Éric Serva – France Musique // Tapage Nocturne
Revue de presse
La collection Le mot et le reste est basée pratiquement toujours sur le même principe. Après avoir replacé le thème dans son contexte, les auteurs analysent soit des musiciens (Free jazz), soit des albums, ce qui est le cas ici. La période est très restreinte, s’étale sur trois ans, avec en introduction le chapitre intitulé “Naissance d’une culture underground’. En 1967, c’est la naissance de l’âge d’or de la contre-culture, le développement des écoles d’art notamment en Angleterre, l’envolée des communautés, qui débouchera sur le Summer of Love, Woodstock, la libéralisation des mœurs et tutti quanti. Mais cette jeunesse insouciante sera rapidement rattrapée par la violence d’une société toujours (et encore) basée sur l’argent et le pouvoir, à travers les guerres (Vietnam) ou la politique (l’envahissement de la Tchécoslovaquie par l’armée russe). C’est l’objet du dernier chapitre intitulé “La fin des illusions”.
Reste de cette époque créative une prolifération de groupes parfois éphémères, parfois durables, qui ont produit quelques pépites devenues incontournables d’une certaine musique populaire au sens noble du terme. C’est ce que Guillaume Ruffat analyse disque à disque dans la seconde partie du livre. Alors, pour les plus anciens, cela permet de retrouver quelques souvenirs et d’apprendre encore quelques détails qui avaient pu échapper à l’époque, et pour les plus jeunes de connaître une période qui continue à laisser des traces dans les musiques actuelles.
Au fil des pages, on peut ainsi (re)découvrir Soft Machine, Frank Zappa, les Beatles et les Stones, Captain Beefheart… mais aussi Brigitte Fontaine et l’Art Ensemble, Terry Riley ou… Serge Gainsbourg.
Révolution musicale
Avec en sous-titre : « 1967–1969 de Penny Lane à Altamont » et quatre illustrations fort célèbres dans le genre pochettes de vinyle : Between the Buttons, la banane d’Andy Warhol, Tommy et Abbey Road (essayez de mettre un nom de groupe sans regarder les images). Attention ce livre ne s’adresse absolument pas uniquement à ceux qui auraient eu vingt ans ou pas loin en mai 1968. Je dirais qu’il intéresse tous les passionnés, les curieux de musique.
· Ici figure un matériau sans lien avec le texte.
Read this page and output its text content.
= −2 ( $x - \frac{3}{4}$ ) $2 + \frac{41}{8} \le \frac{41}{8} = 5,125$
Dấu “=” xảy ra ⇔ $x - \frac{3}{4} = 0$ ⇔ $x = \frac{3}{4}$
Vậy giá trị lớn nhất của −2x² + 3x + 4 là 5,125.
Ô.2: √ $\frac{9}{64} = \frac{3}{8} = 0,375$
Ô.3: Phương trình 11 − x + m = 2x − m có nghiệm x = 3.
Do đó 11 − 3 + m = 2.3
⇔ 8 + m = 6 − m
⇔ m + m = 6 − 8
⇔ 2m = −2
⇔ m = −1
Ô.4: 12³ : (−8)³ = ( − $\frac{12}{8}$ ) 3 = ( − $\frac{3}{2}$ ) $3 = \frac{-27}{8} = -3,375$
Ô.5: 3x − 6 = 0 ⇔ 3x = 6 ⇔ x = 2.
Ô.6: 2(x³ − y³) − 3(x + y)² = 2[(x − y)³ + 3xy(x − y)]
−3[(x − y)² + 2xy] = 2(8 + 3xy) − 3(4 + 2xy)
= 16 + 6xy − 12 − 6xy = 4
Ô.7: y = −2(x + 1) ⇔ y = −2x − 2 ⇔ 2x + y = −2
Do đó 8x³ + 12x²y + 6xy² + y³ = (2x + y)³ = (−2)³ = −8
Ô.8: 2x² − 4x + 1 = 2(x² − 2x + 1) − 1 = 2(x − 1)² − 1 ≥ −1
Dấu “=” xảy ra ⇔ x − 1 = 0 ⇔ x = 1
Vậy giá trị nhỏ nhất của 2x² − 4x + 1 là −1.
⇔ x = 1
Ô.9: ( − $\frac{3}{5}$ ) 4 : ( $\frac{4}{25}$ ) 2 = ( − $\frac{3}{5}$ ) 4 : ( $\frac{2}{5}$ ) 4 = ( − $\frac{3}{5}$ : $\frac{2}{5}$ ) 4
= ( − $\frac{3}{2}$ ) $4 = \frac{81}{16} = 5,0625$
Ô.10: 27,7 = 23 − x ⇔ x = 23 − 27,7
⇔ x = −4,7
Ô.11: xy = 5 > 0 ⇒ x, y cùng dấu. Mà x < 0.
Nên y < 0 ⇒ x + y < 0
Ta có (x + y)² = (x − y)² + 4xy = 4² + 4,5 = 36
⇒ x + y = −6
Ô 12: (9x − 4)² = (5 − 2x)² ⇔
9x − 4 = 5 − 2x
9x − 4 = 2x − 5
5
Guillaume Ruffat propose une lecture musicale du monde sur trois années à partir de quatre-vingt-dix albums. Vous avez le choix : après avoir lu les soixante-dix premières pages qui résument la vie artistique pendant les trois ans choisis, soit vous lisez la présentation et le commentaire concernant les albums dans l’ordre, soit vous allez directement page 356 consulter la liste par groupe des albums analysés et vous lisez en commençant soit par ceux que vous n’avez pas, soit par ceux que vous avez – il serait étonnant que vous possédiez tous les albums cités… Je pencherais personnellement pour la première méthode et cela pour deux raisons. D’abord les surprises (Qu’est-ce qu’il/elle fait là ? Ah bon c’est de la musique qui révolutionne !?) devant les noms des groupes et puis la surprise devant la reproduction noir et blanc des pochettes. Pas mal de psychédéliques et surtout un certain nombre de jamais vues… Vous me direz que tout cela peut être parfaitement subjectif et que n’importe qui d’autre donnerait une suite différente d’albums pour la même période. Peut-être, mais je n’en suis pas sûr du tout. Pour une raison simple, Guillaume Ruffat ne confond pas ce qui fut tube et autre succès émotionnel de vacances ou de rentrée avec ce qui apporte du nouveau, du changement sur la scène musicale, se renouvelle ou achève. Il serait intéressant de savoir si en bon francophone vous connaissez les quatre albums « français » qui figurent dans ce livre : (cités par ordre alphabétique) Brigitte Fontaine : Comme à la radio (août 1969) – Serge Gainsbourg : Initials BB (juin 1968) – Françoise Hardy : Ma jeunesse fout le camp (juin 1967) – Pierre Henry : Messe pour le temps présent (août 1967). Ne vous étonnez pas de Pierre Henry, on trouve aussi Miles Davis et Terry Riley ou Johnny Cash…
Bonne promenade musicale…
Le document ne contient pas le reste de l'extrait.